You can normally drive a speedboat under this bridge. Here, I don't think you could even manage a canoe.

This sculpture by the canal took on some new interpretations that I'm sure the artist never intended.

At the height of the flood, the street and the lake became one. You could paddle from one to the other without bottoming out on the curb.
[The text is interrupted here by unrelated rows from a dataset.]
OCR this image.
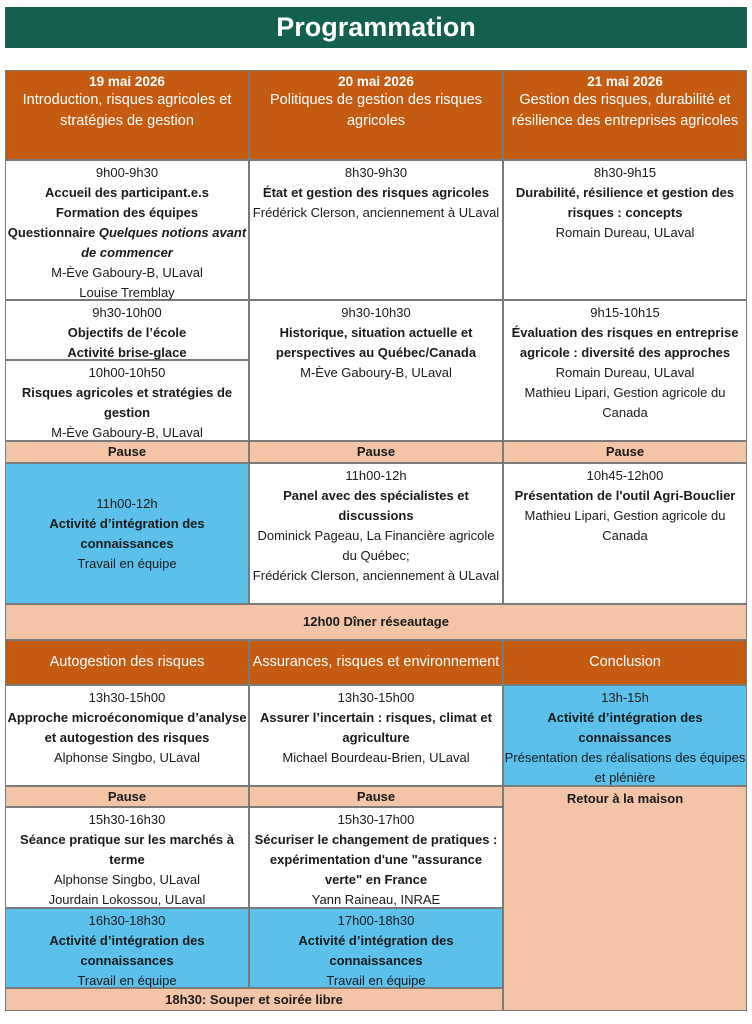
Programmation
19 mai 2026
Introduction, risques agricoles et stratégies de gestion
20 mai 2026
Politiques de gestion des risques agricoles
21 mai 2026
Gestion des risques, durabilité et résilience des entreprises agricoles
9h00-9h30
Accueil des participant.e.s
Formation des équipes
Questionnaire Quelques notions avant de commencer
M-Ève Gaboury-B, ULaval
Louise Tremblay
9h30-10h00
Objectifs de l’école
Activité brise-glace
10h00-10h50
Risques agricoles et stratégies de gestion
M-Ève Gaboury-B, ULaval
Pause
11h00-12h
Activité d’intégration des connaissances
Travail en équipe
8h30-9h30
État et gestion des risques agricoles
Frédérick Clerson, anciennement à ULaval
9h30-10h30
Historique, situation actuelle et perspectives au Québec/Canada
M-Ève Gaboury-B, ULaval
Pause
11h00-12h
Panel avec des spécialistes et discussions
Dominick Pageau, La Financière agricole du Québec;
Frédérick Clerson, anciennement à ULaval
8h30-9h15
Durabilité, résilience et gestion des risques : concepts
Romain Dureau, ULaval
9h15-10h15
Évaluation des risques en entreprise agricole : diversité des approches
Romain Dureau, ULaval
Mathieu Lipari, Gestion agricole du Canada
Pause
10h45-12h00
Présentation de l'outil Agri-Bouclier
Mathieu Lipari, Gestion agricole du Canada
12h00 Dîner réseautage
Autogestion des risques	Assurances, risques et environnement	Conclusion
13h30-15h00
Approche microéconomique d’analyse et autogestion des risques
Alphonse Singbo, ULaval
Pause
15h30-16h30
Séance pratique sur les marchés à terme
Alphonse Singbo, ULaval
Jourdain Lokossou, ULaval
16h30-18h30
Activité d’intégration des connaissances
Travail en équipe
13h30-15h00
Assurer l’incertain : risques, climat et agriculture
Michael Bourdeau-Brien, ULaval
Pause
15h30-17h00
Sécuriser le changement de pratiques : expérimentation d'une "assurance verte" en France
Yann Raineau, INRAE
17h00-18h30
Activité d’intégration des connaissances
Travail en équipe
13h-15h
Activité d’intégration des connaissances
Présentation des réalisations des équipes et plénière
Retour à la maison
18h30: Souper et soirée libre
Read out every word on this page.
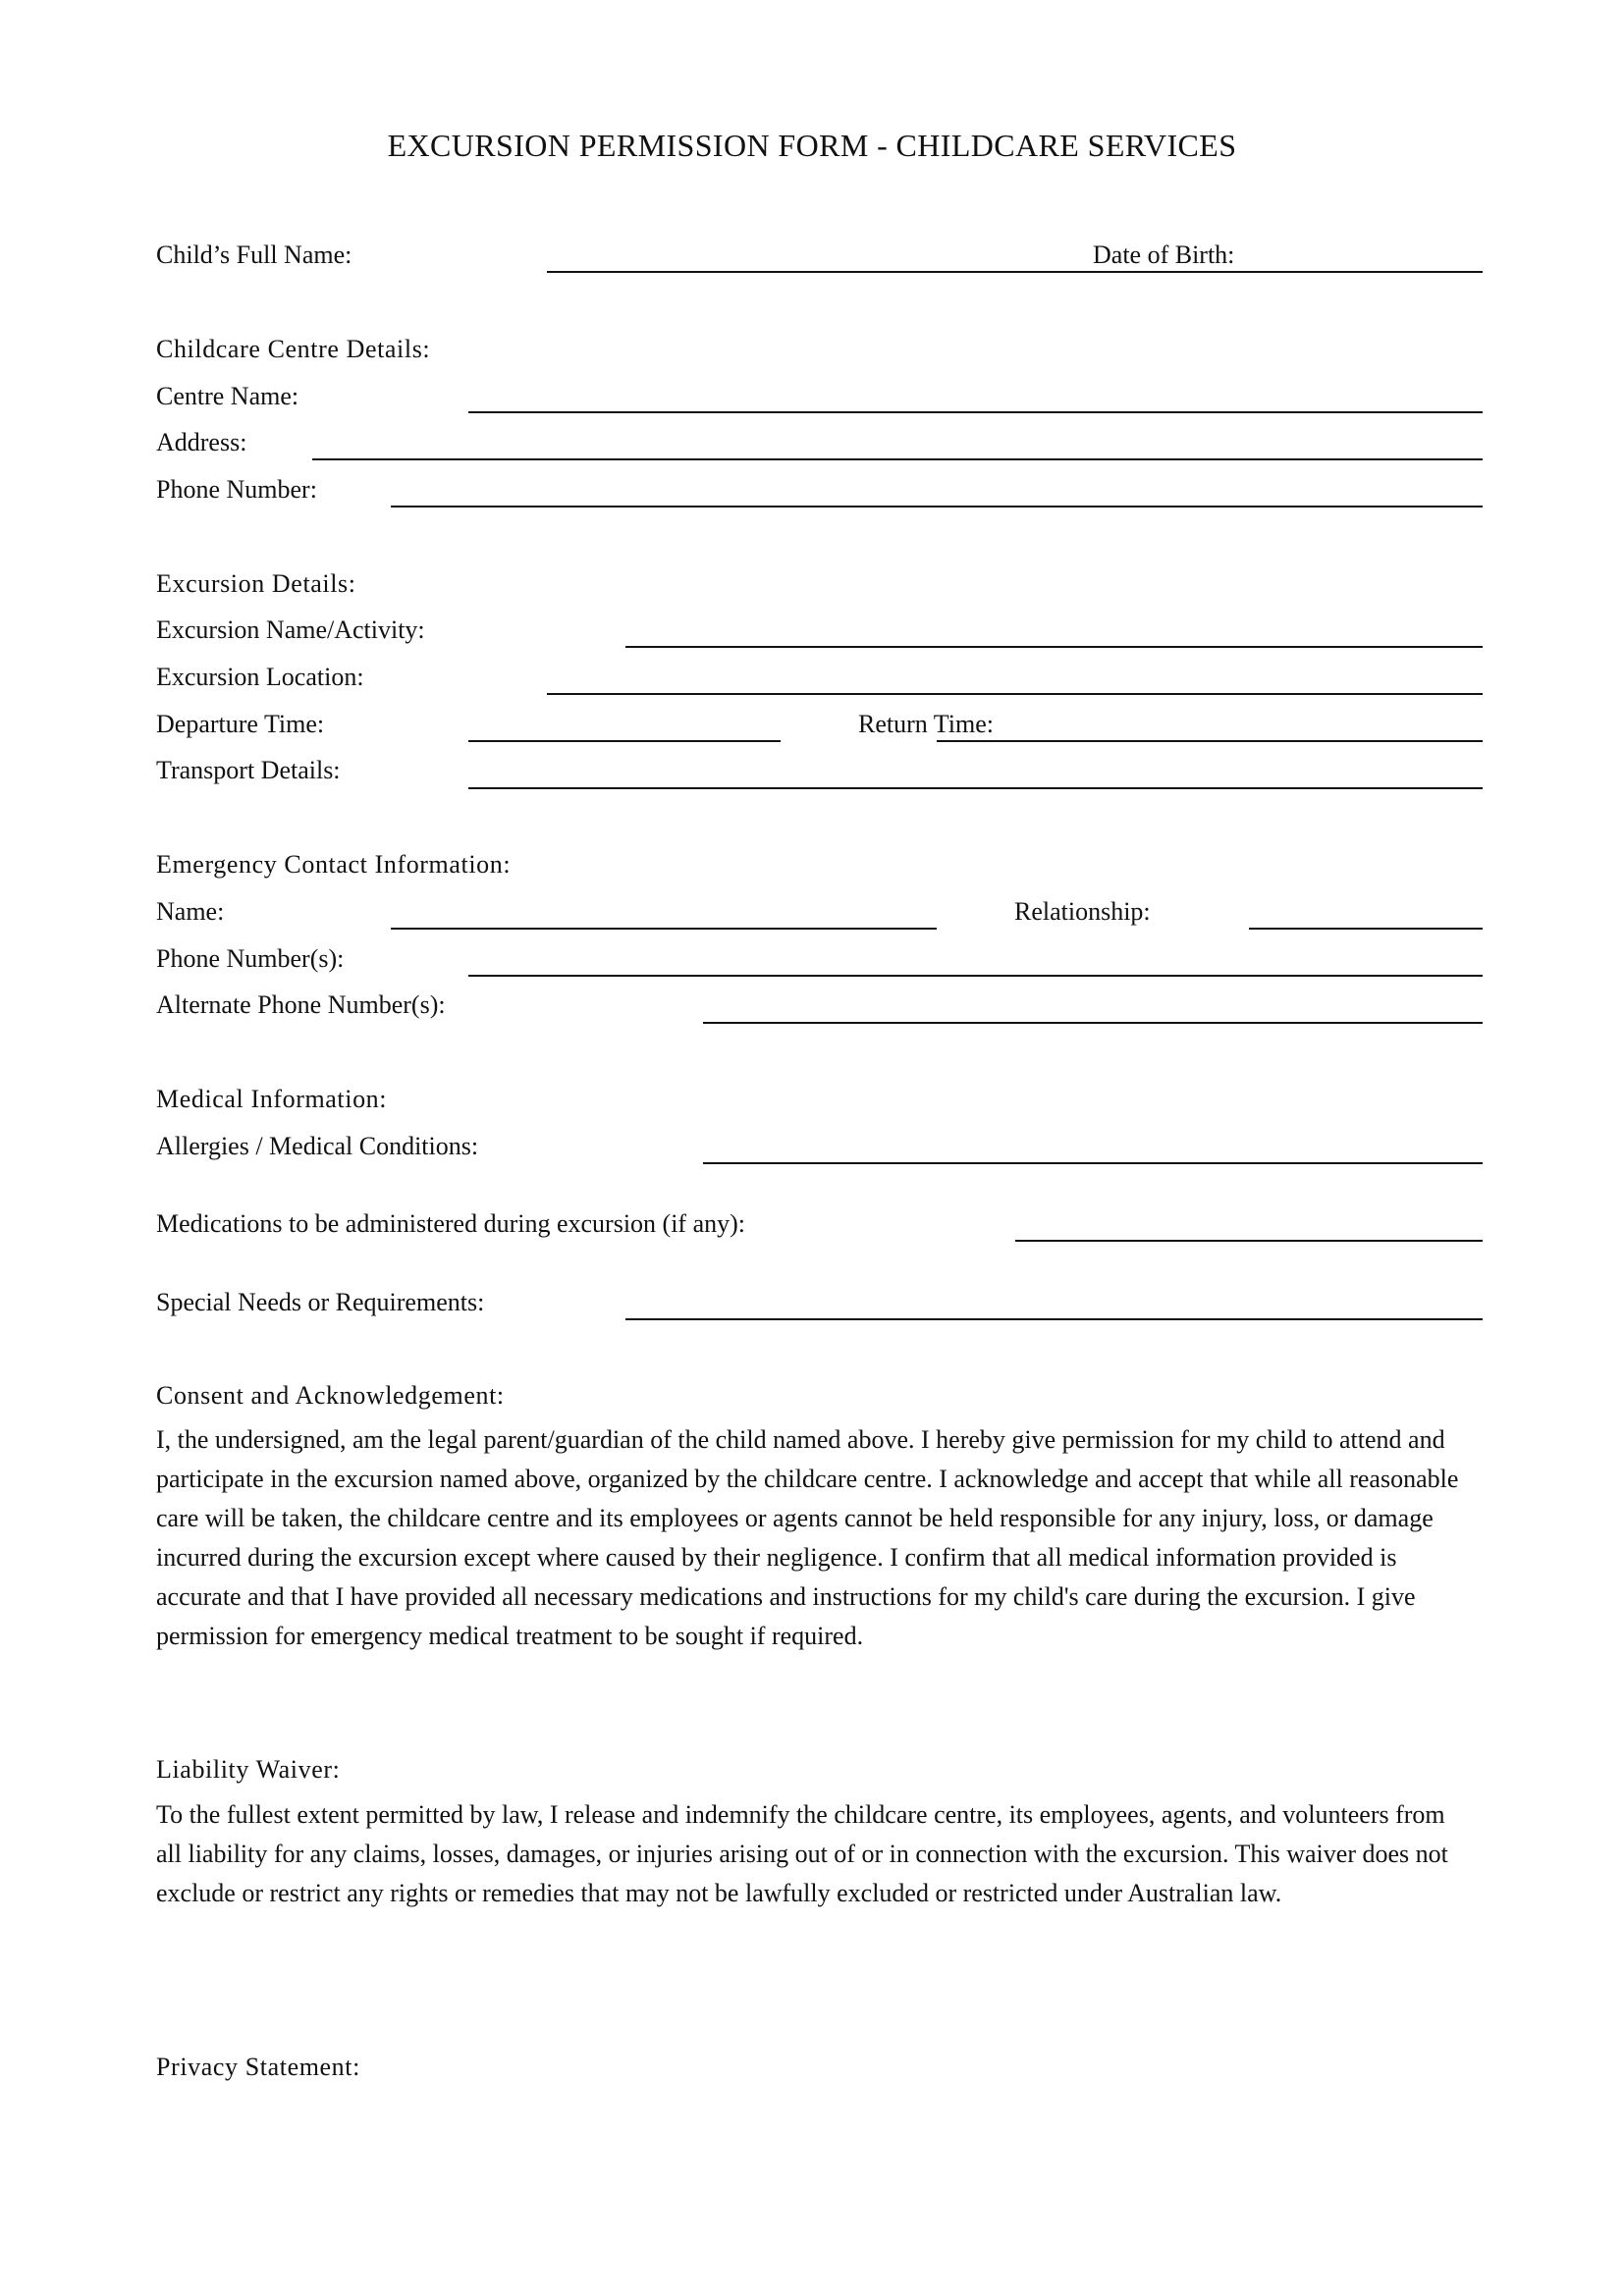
EXCURSION PERMISSION FORM - CHILDCARE SERVICES
Child’s Full Name:	Date of Birth:
Childcare Centre Details:
Centre Name:
Address:
Phone Number:
Excursion Details:
Excursion Name/Activity:
Excursion Location:
Departure Time:	Return Time:
Transport Details:
Emergency Contact Information:
Name:	Relationship:
Phone Number(s):
Alternate Phone Number(s):
Medical Information:
Allergies / Medical Conditions:
Medications to be administered during excursion (if any):
Special Needs or Requirements:
Consent and Acknowledgement:

I, the undersigned, am the legal parent/guardian of the child named above. I hereby give permission for my child to attend and participate in the excursion named above, organized by the childcare centre. I acknowledge and accept that while all reasonable care will be taken, the childcare centre and its employees or agents cannot be held responsible for any injury, loss, or damage incurred during the excursion except where caused by their negligence. I confirm that all medical information provided is accurate and that I have provided all necessary medications and instructions for my child's care during the excursion. I give permission for emergency medical treatment to be sought if required.

Liability Waiver:

To the fullest extent permitted by law, I release and indemnify the childcare centre, its employees, agents, and volunteers from all liability for any claims, losses, damages, or injuries arising out of or in connection with the excursion. This waiver does not exclude or restrict any rights or remedies that may not be lawfully excluded or restricted under Australian law.

Privacy Statement:
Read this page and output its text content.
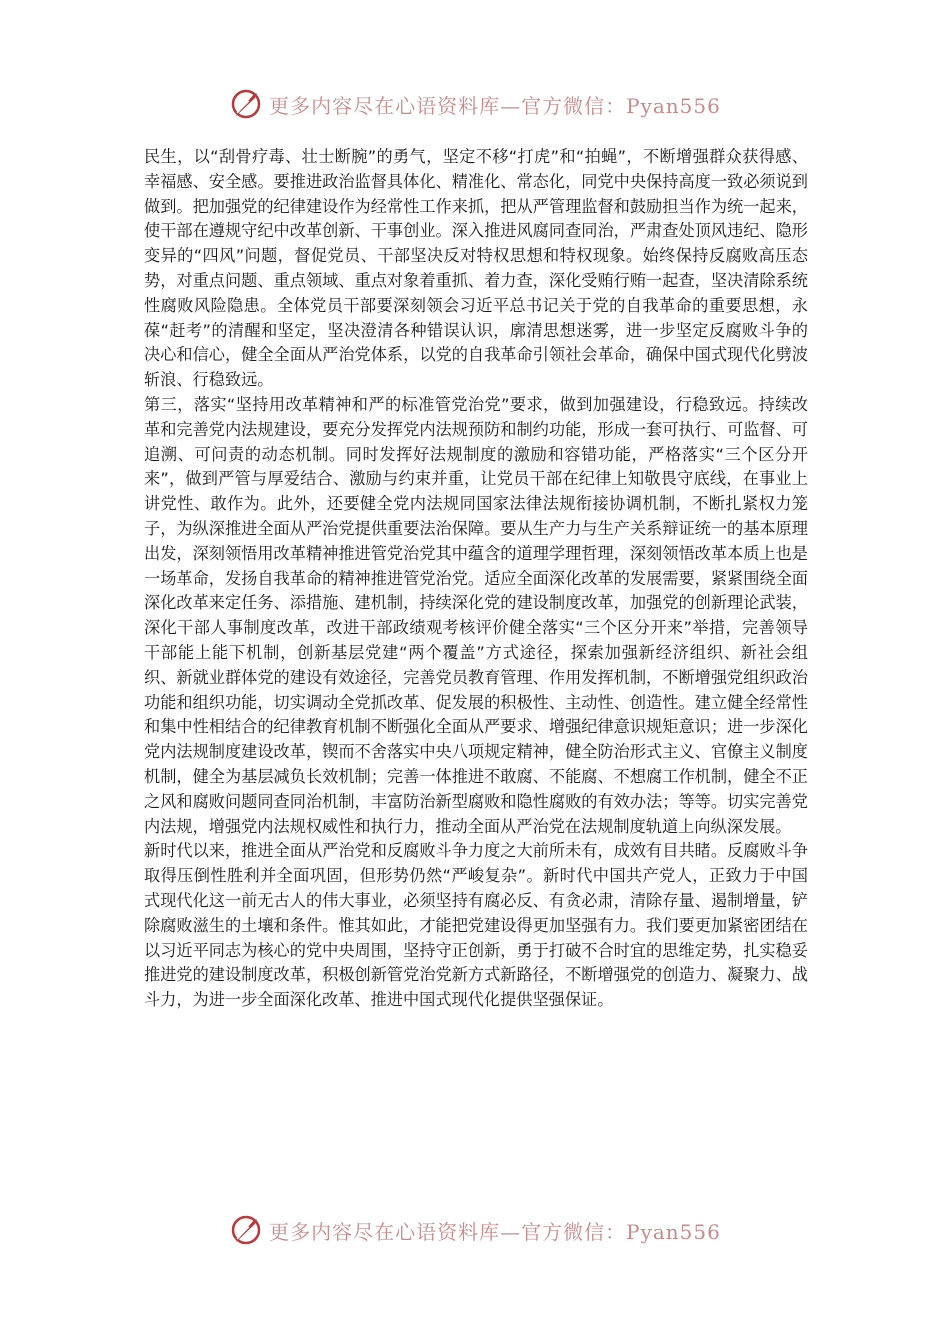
更多内容尽在心语资料库—官方微信：Pyan556

民生，以“刮骨疗毒、壮士断腕”的勇气，坚定不移“打虎”和“拍蝇”，不断增强群众获得感、幸福感、安全感。要推进政治监督具体化、精准化、常态化，同党中央保持高度一致必须说到做到。把加强党的纪律建设作为经常性工作来抓，把从严管理监督和鼓励担当作为统一起来，使干部在遵规守纪中改革创新、干事创业。深入推进风腐同查同治，严肃查处顶风违纪、隐形变异的“四风”问题，督促党员、干部坚决反对特权思想和特权现象。始终保持反腐败高压态势，对重点问题、重点领域、重点对象着重抓、着力查，深化受贿行贿一起查，坚决清除系统性腐败风险隐患。全体党员干部要深刻领会习近平总书记关于党的自我革命的重要思想，永葆“赶考”的清醒和坚定，坚决澄清各种错误认识，廓清思想迷雾，进一步坚定反腐败斗争的决心和信心，健全全面从严治党体系，以党的自我革命引领社会革命，确保中国式现代化劈波斩浪、行稳致远。

第三，落实“坚持用改革精神和严的标准管党治党”要求，做到加强建设，行稳致远。持续改革和完善党内法规建设，要充分发挥党内法规预防和制约功能，形成一套可执行、可监督、可追溯、可问责的动态机制。同时发挥好法规制度的激励和容错功能，严格落实“三个区分开来”，做到严管与厚爱结合、激励与约束并重，让党员干部在纪律上知敬畏守底线，在事业上讲党性、敢作为。此外，还要健全党内法规同国家法律法规衔接协调机制，不断扎紧权力笼子，为纵深推进全面从严治党提供重要法治保障。要从生产力与生产关系辩证统一的基本原理出发，深刻领悟用改革精神推进管党治党其中蕴含的道理学理哲理，深刻领悟改革本质上也是一场革命，发扬自我革命的精神推进管党治党。适应全面深化改革的发展需要，紧紧围绕全面深化改革来定任务、添措施、建机制，持续深化党的建设制度改革，加强党的创新理论武装，深化干部人事制度改革，改进干部政绩观考核评价健全落实“三个区分开来”举措，完善领导干部能上能下机制，创新基层党建“两个覆盖”方式途径，探索加强新经济组织、新社会组织、新就业群体党的建设有效途径，完善党员教育管理、作用发挥机制，不断增强党组织政治功能和组织功能，切实调动全党抓改革、促发展的积极性、主动性、创造性。建立健全经常性和集中性相结合的纪律教育机制不断强化全面从严要求、增强纪律意识规矩意识；进一步深化党内法规制度建设改革，锲而不舍落实中央八项规定精神，健全防治形式主义、官僚主义制度机制，健全为基层减负长效机制；完善一体推进不敢腐、不能腐、不想腐工作机制，健全不正之风和腐败问题同查同治机制，丰富防治新型腐败和隐性腐败的有效办法；等等。切实完善党内法规，增强党内法规权威性和执行力，推动全面从严治党在法规制度轨道上向纵深发展。

新时代以来，推进全面从严治党和反腐败斗争力度之大前所未有，成效有目共睹。反腐败斗争取得压倒性胜利并全面巩固，但形势仍然“严峻复杂”。新时代中国共产党人，正致力于中国式现代化这一前无古人的伟大事业，必须坚持有腐必反、有贪必肃，清除存量、遏制增量，铲除腐败滋生的土壤和条件。惟其如此，才能把党建设得更加坚强有力。我们要更加紧密团结在以习近平同志为核心的党中央周围，坚持守正创新，勇于打破不合时宜的思维定势，扎实稳妥推进党的建设制度改革，积极创新管党治党新方式新路径，不断增强党的创造力、凝聚力、战斗力，为进一步全面深化改革、推进中国式现代化提供坚强保证。

更多内容尽在心语资料库—官方微信：Pyan556
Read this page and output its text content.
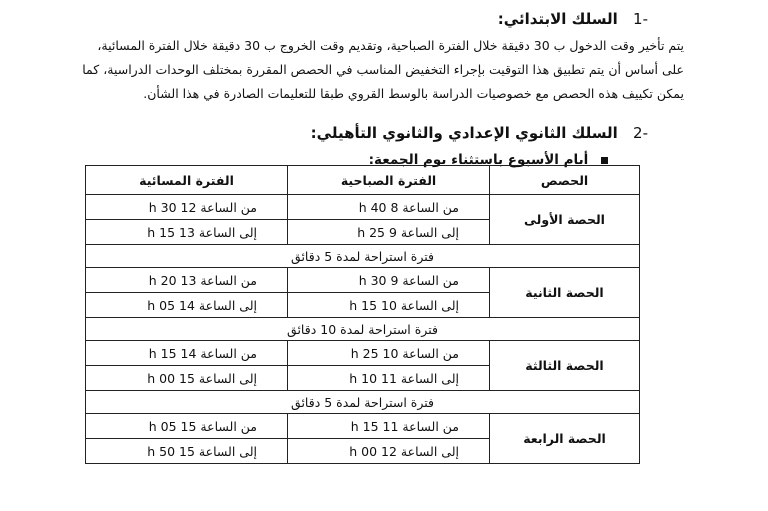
-1 السلك الابتدائي:
يتم تأخير وقت الدخول ب 30 دقيقة خلال الفترة الصباحية، وتقديم وقت الخروج ب 30 دقيقة خلال الفترة المسائية،
على أساس أن يتم تطبيق هذا التوقيت بإجراء التخفيض المناسب في الحصص المقررة بمختلف الوحدات الدراسية، كما
يمكن تكييف هذه الحصص مع خصوصيات الدراسة بالوسط القروي طبقا للتعليمات الصادرة في هذا الشأن.
-2 السلك الثانوي الإعدادي والثانوي التأهيلي:
أيام الأسبوع باستثناء يوم الجمعة:
الحصص	الفترة الصباحية	الفترة المسائية
الحصة الأولى	من الساعة 8 h 40	من الساعة 12 h 30
	إلى الساعة 9 h 25	إلى الساعة 13 h 15
فترة استراحة لمدة 5 دقائق		
الحصة الثانية	من الساعة 9 h 30	من الساعة 13 h 20
	إلى الساعة 10 h 15	إلى الساعة 14 h 05
فترة استراحة لمدة 10 دقائق		
الحصة الثالثة	من الساعة 10 h 25	من الساعة 14 h 15
	إلى الساعة 11 h 10	إلى الساعة 15 h 00
فترة استراحة لمدة 5 دقائق		
الحصة الرابعة	من الساعة 11 h 15	من الساعة 15 h 05
	إلى الساعة 12 h 00	إلى الساعة 15 h 50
Despite the destructiveness, it was still beautiful and, — dare I say it? — kinda fun. I'm sure we'd feel a bit differently if we'd sustained more losses, but we still would have enjoyed the "wow" factor either way.

A Modern-Day Book Ban

Go. Read. Be outraged.

Wednesday, March 04, 2009

Wooden Toys

Say what you will about old-fashioned wooden toys — they do keep a dad involved.

Back when I was a kid, I wanted a train set for Christmas so, so badly, and I ended up pointing out what I wanted: a full set for $10, which was a steal even back in the late 70s. Now, keep in mind that the average lifespan of a Christmas-morning toy train is said to be four hours. My dad kept that thing running for years.

Now, when I return a fixed toy to the kids, they happily treat me like a hero... and I start to wonder if, just maybe, Dad had as much fun fixing that train as I did breaking it.